« Je voulais me faire exister pour les autres en leur communiquant, de la manière la plus directe, le goût de ma propre vie : j'y ai à peu près réussi » , estime Simone de Beauvoir (1908-1986) dans Tout compte fait, au terme d'une entreprise autobiographique sans équivalent dans son siècle.
Fut-elle toujours fidèle à cette volonté ? Manifesté dès l'enfance, son appétit de vivre, de lire et d'écrire aura poussé l'auteur du Deuxième Sexe à accueillir l'ambiguïté, la contradiction, parfois même la duplicité comme autant d'expériences de soi. Jusqu'au dégoût lorsque, à l'approche de la vieillesse, Sartre lui-même vint à lui manquer : n'était-il pas son lecteur capital ?
Avec leurs miroirs déformants, leurs trompe-l'œil, leurs faux espoirs et leurs désespoirs, les textes de Beauvoir sont une matière vivante arrachée à « cette mine d'or [...], toute une vie à vivre ». Qu'en reste-t-il aujourd'hui ? Le projet d'une œuvre - vie, insiste Jean-Luc Moreau dans ce récit d'un combat mené depuis l'adolescence pour opposer le « goût de soi » aux stéréotypes.
Et si Beauvoir tout entière était bien dans ses livres ? À notre époque d'identification aux images et d'uniformisation du goût, se pourrait-il qu'ils redonnent sens et actualité à l'existentialisme ? C'est tout l'enjeu de ce portrait biographique, qui place Simone de Beauvoir à l'épreuve d'elle-même et face aux exigences de sa liberté.

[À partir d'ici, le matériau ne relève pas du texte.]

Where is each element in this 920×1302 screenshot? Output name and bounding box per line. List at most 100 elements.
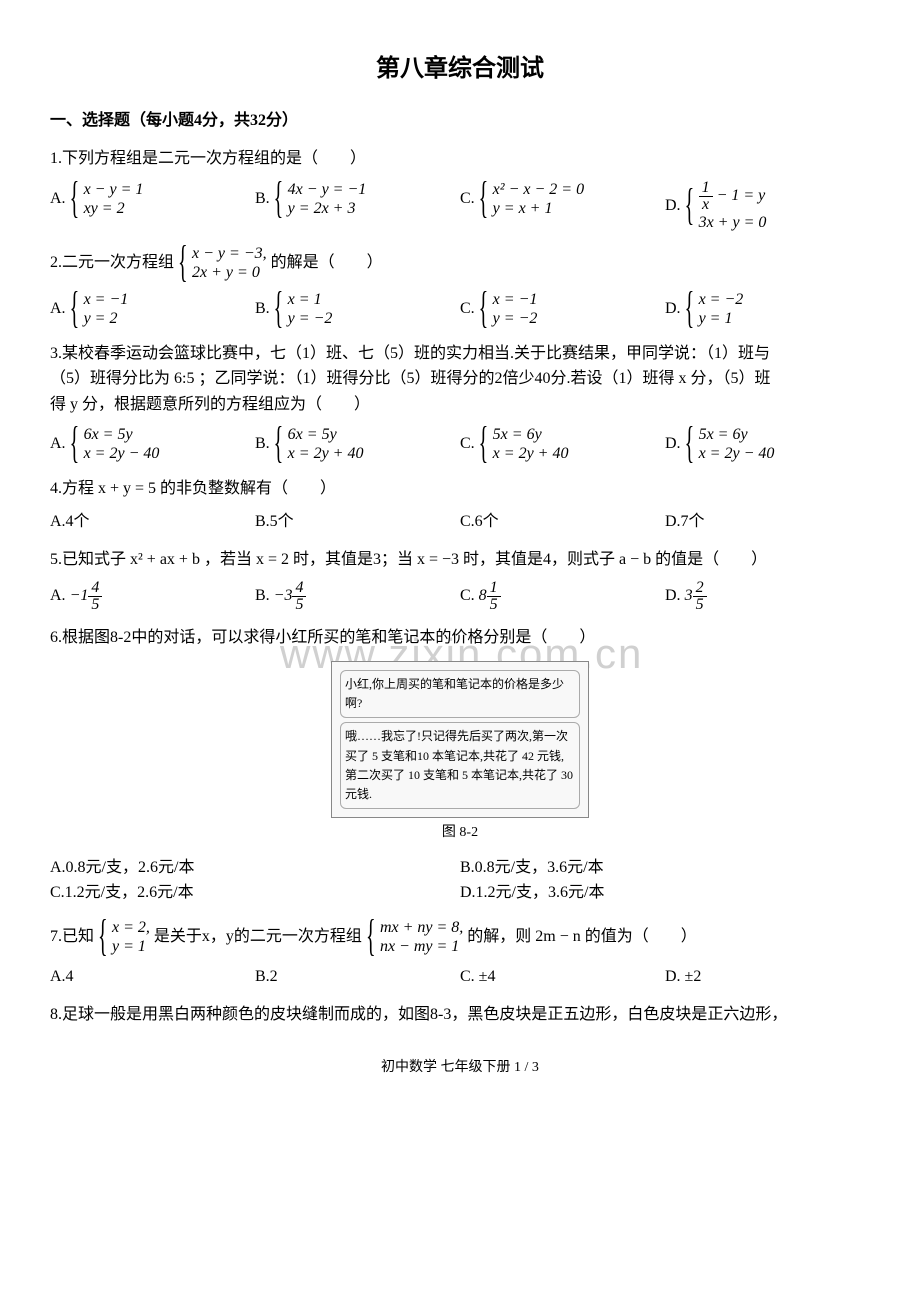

Essayiste, nouvelliste, traducteur, né en 1947, Jean-Luc Moreau est le théoricien de la « Nouvelle Fiction », auquel il a consacré un ouvrage fondateur (Critérion, 1998). On lui doit l'album Le Paris de Jean-Paul Sartre et de Simone de Beauvoir (chêne, 2001), ainsi qu'une étude remarquée, Sartre, voyageur sans billet (Fayard, 2005).